BamQuery: a proteogenomic tool to explore the immunopeptidome and prioritize actionable tumor antigens¶
BamQuery is on Github and can be used from its web interface.
A Quick Intro:¶
BamQuery is a computational pipeline that counts all RNA-seq reads that can code for a given peptide (8 to 11 residues) in chosen RNA-seq samples (single or bulk). The strength of BamQuery lies in its ability to quantify RNA expression from any genomic region: protein-coding exons or non-coding genomic regions, annotated or not. Briefly, it reverse-translates peptides into all possible coding sequences, aligns these sequences on the genome (human or mouse) with STAR, retains only regions (spliced or not) that have perfect alignments with the coding sequence, and queries (grep) the coding sequences at their respective coding regions in the RNA-seq sample (bam file) of interest. All primary reads (samtools view -F 256) that can code for the peptide are counted, normalized on the total primary read number of the sample, and listed in a detailed report.

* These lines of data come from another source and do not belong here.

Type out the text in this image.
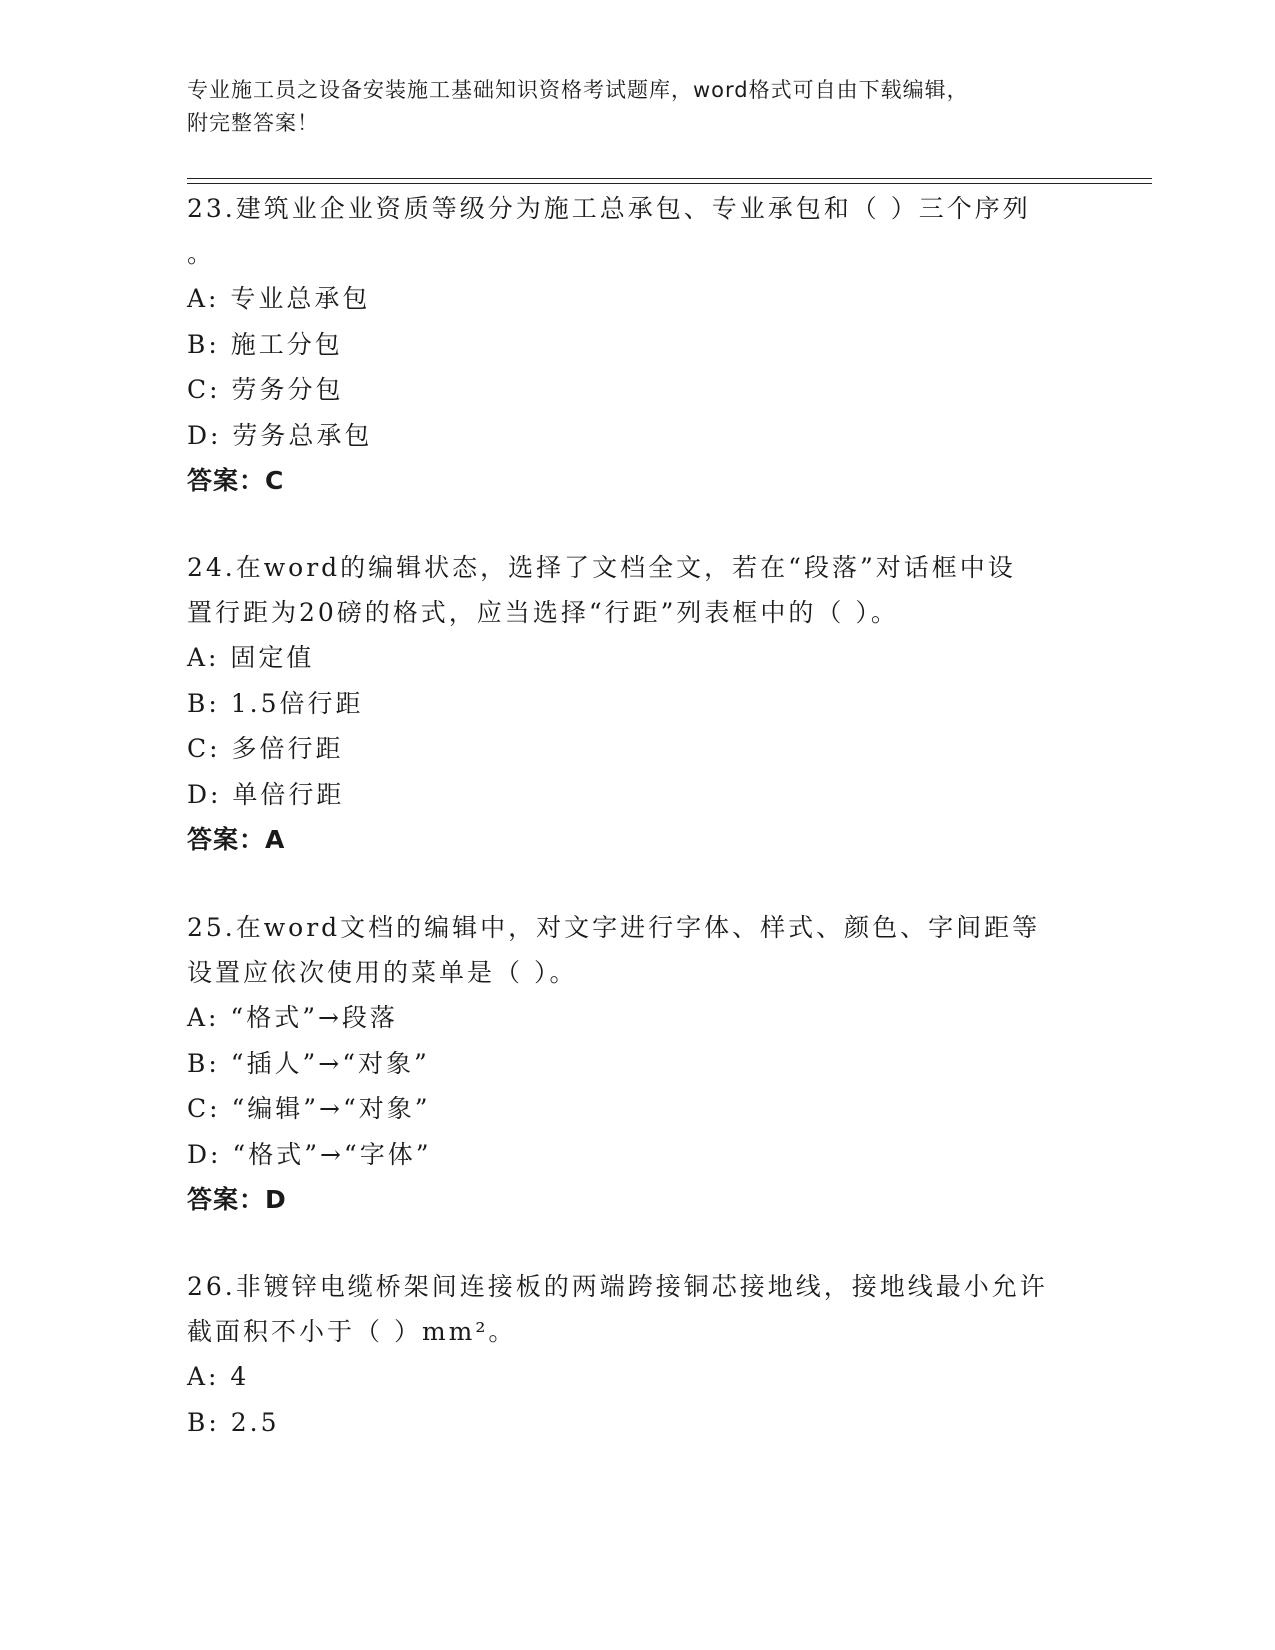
专业施工员之设备安装施工基础知识资格考试题库，word格式可自由下载编辑，
附完整答案！

23.建筑业企业资质等级分为施工总承包、专业承包和（ ）三个序列

。

A: 专业总承包

B: 施工分包

C: 劳务分包

D: 劳务总承包

答案：C

24.在word的编辑状态，选择了文档全文，若在“段落”对话框中设

置行距为20磅的格式，应当选择“行距”列表框中的（ ）。

A: 固定值

B: 1.5倍行距

C: 多倍行距

D: 单倍行距

答案：A

25.在word文档的编辑中，对文字进行字体、样式、颜色、字间距等

设置应依次使用的菜单是（ ）。

A: “格式”→段落

B: “插人”→“对象”

C: “编辑”→“对象”

D: “格式”→“字体”

答案：D

26.非镀锌电缆桥架间连接板的两端跨接铜芯接地线，接地线最小允许

截面积不小于（ ）mm²。

A: 4

B: 2.5
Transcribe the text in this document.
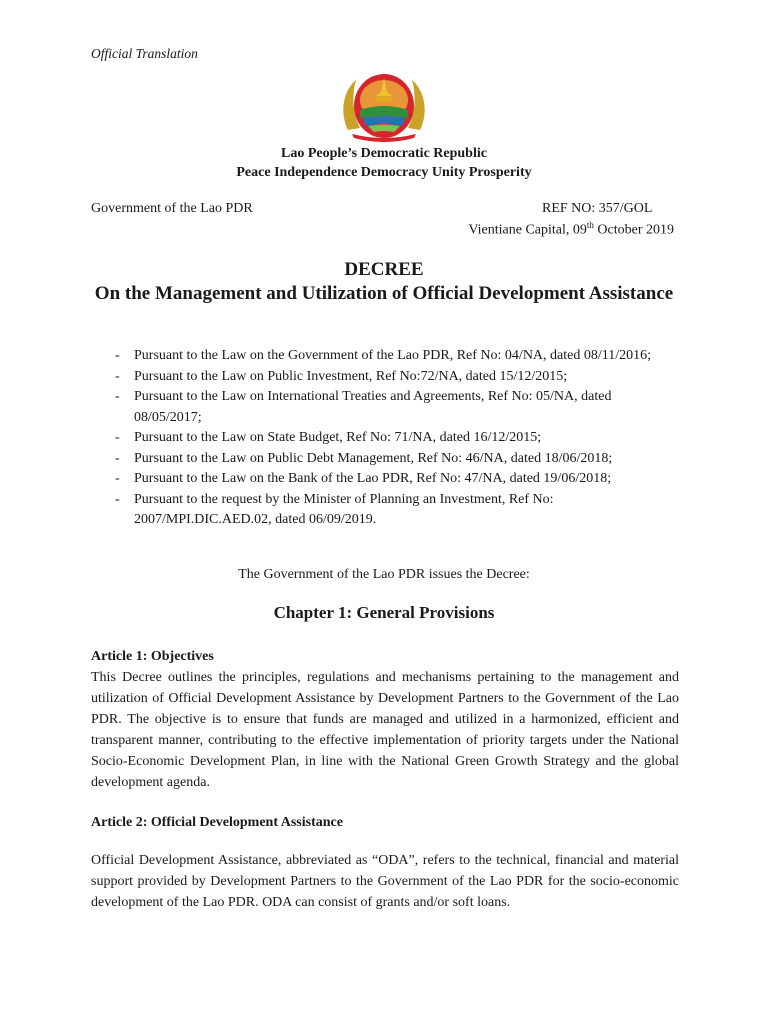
Official Translation
Lao People’s Democratic Republic
Peace Independence Democracy Unity Prosperity
Government of the Lao PDR	REF NO: 357/GOL
Vientiane Capital, 09th October 2019
DECREE
On the Management and Utilization of Official Development Assistance
- Pursuant to the Law on the Government of the Lao PDR, Ref No: 04/NA, dated 08/11/2016;
- Pursuant to the Law on Public Investment, Ref No:72/NA, dated 15/12/2015;
- Pursuant to the Law on International Treaties and Agreements, Ref No: 05/NA, dated 08/05/2017;
- Pursuant to the Law on State Budget, Ref No: 71/NA, dated 16/12/2015;
- Pursuant to the Law on Public Debt Management, Ref No: 46/NA, dated 18/06/2018;
- Pursuant to the Law on the Bank of the Lao PDR, Ref No: 47/NA, dated 19/06/2018;
- Pursuant to the request by the Minister of Planning an Investment, Ref No: 2007/MPI.DIC.AED.02, dated 06/09/2019.
The Government of the Lao PDR issues the Decree:
Chapter 1: General Provisions
Article 1: Objectives
This Decree outlines the principles, regulations and mechanisms pertaining to the management and utilization of Official Development Assistance by Development Partners to the Government of the Lao PDR. The objective is to ensure that funds are managed and utilized in a harmonized, efficient and transparent manner, contributing to the effective implementation of priority targets under the National Socio-Economic Development Plan, in line with the National Green Growth Strategy and the global development agenda.
Article 2: Official Development Assistance
Official Development Assistance, abbreviated as “ODA”, refers to the technical, financial and material support provided by Development Partners to the Government of the Lao PDR for the socio-economic development of the Lao PDR. ODA can consist of grants and/or soft loans.
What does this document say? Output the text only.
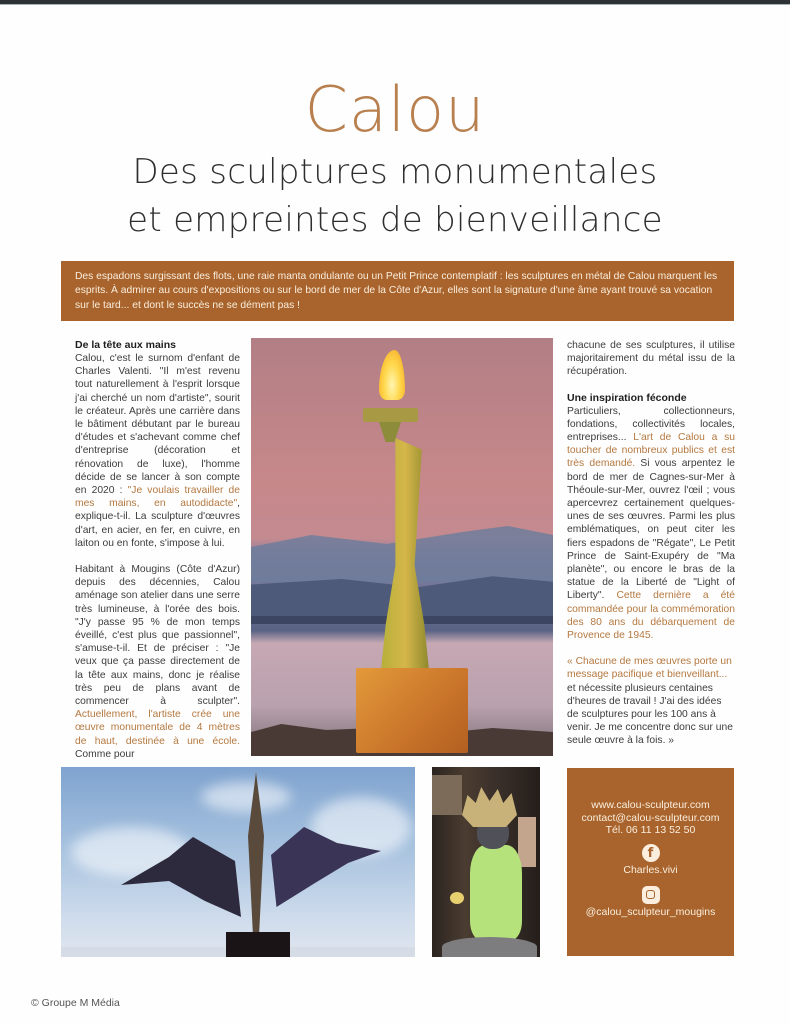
Calou
Des sculptures monumentales
et empreintes de bienveillance
Des espadons surgissant des flots, une raie manta ondulante ou un Petit Prince contemplatif : les sculptures en métal de Calou marquent les esprits. À admirer au cours d'expositions ou sur le bord de mer de la Côte d'Azur, elles sont la signature d'une âme ayant trouvé sa vocation sur le tard... et dont le succès ne se dément pas !
De la tête aux mains

Calou, c'est le surnom d'enfant de Charles Valenti. "Il m'est revenu tout naturellement à l'esprit lorsque j'ai cherché un nom d'artiste", sourit le créateur. Après une carrière dans le bâtiment débutant par le bureau d'études et s'achevant comme chef d'entreprise (décoration et rénovation de luxe), l'homme décide de se lancer à son compte en 2020 : "Je voulais travailler de mes mains, en autodidacte", explique-t-il. La sculpture d'œuvres d'art, en acier, en fer, en cuivre, en laiton ou en fonte, s'impose à lui.

Habitant à Mougins (Côte d'Azur) depuis des décennies, Calou aménage son atelier dans une serre très lumineuse, à l'orée des bois. "J'y passe 95 % de mon temps éveillé, c'est plus que passionnel", s'amuse-t-il. Et de préciser : "Je veux que ça passe directement de la tête aux mains, donc je réalise très peu de plans avant de commencer à sculpter". Actuellement, l'artiste crée une œuvre monumentale de 4 mètres de haut, destinée à une école. Comme pour

chacune de ses sculptures, il utilise majoritairement du métal issu de la récupération.

Une inspiration féconde

Particuliers, collectionneurs, fondations, collectivités locales, entreprises... L'art de Calou a su toucher de nombreux publics et est très demandé. Si vous arpentez le bord de mer de Cagnes-sur-Mer à Théoule-sur-Mer, ouvrez l'œil ; vous apercevrez certainement quelques-unes de ses œuvres. Parmi les plus emblématiques, on peut citer les fiers espadons de "Régate", Le Petit Prince de Saint-Exupéry de "Ma planète", ou encore le bras de la statue de la Liberté de "Light of Liberty". Cette dernière a été commandée pour la commémoration des 80 ans du débarquement de Provence de 1945.

« Chacune de mes œuvres porte un message pacifique et bienveillant... et nécessite plusieurs centaines d'heures de travail ! J'ai des idées de sculptures pour les 100 ans à venir. Je me concentre donc sur une seule œuvre à la fois. »

www.calou-sculpteur.com
contact@calou-sculpteur.com
Tél. 06 11 13 52 50
f
Charles.vivi
@calou_sculpteur_mougins
© Groupe M Média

BamQuery supports only genomically templated peptides, not proteasome-recombined peptides. Any non-mutated peptide (located on splicing sites or not) is supported. BamQuery supports single nucleotide mutated peptides by optionally including the full dbSNP database in the genomic alignment step. Mutated peptides that derive from indels or from regions not listed in dbSNP can be analyzed with the manual mode of BamQuery by providing the genomic region of origin of the peptide. Finally, BamQuery uses an expectation-maximization algorithm to annotate the most-likely biotype of each peptide analyzed based on the annotations of their genomic regions of origin and the number of reads present at each of these regions.
BamQuery can be installed as described here or tested with our online portal. The portal will quantify any peptide in medullary thymic epithelial cells and dendritic cells to evaluate their probability of being expressed by normal tissues. A prediction of their immunogenicity will also be provided based on these expression measures. Therefore, BamQuery can be used to evaluate the specificity and immunogenicity of tumor antigens.
The preprint of our article can be found on BioRXiv: https://doi.org/10.1101/2022.10.07.510944
BamQuery was designed and developed by Gregory Ehx (GIGA Institute, University of Liege) and Maria Virginia Ruiz Cuevas (Institute for Research in Immunology and Cancer (IRIC), University of Montreal).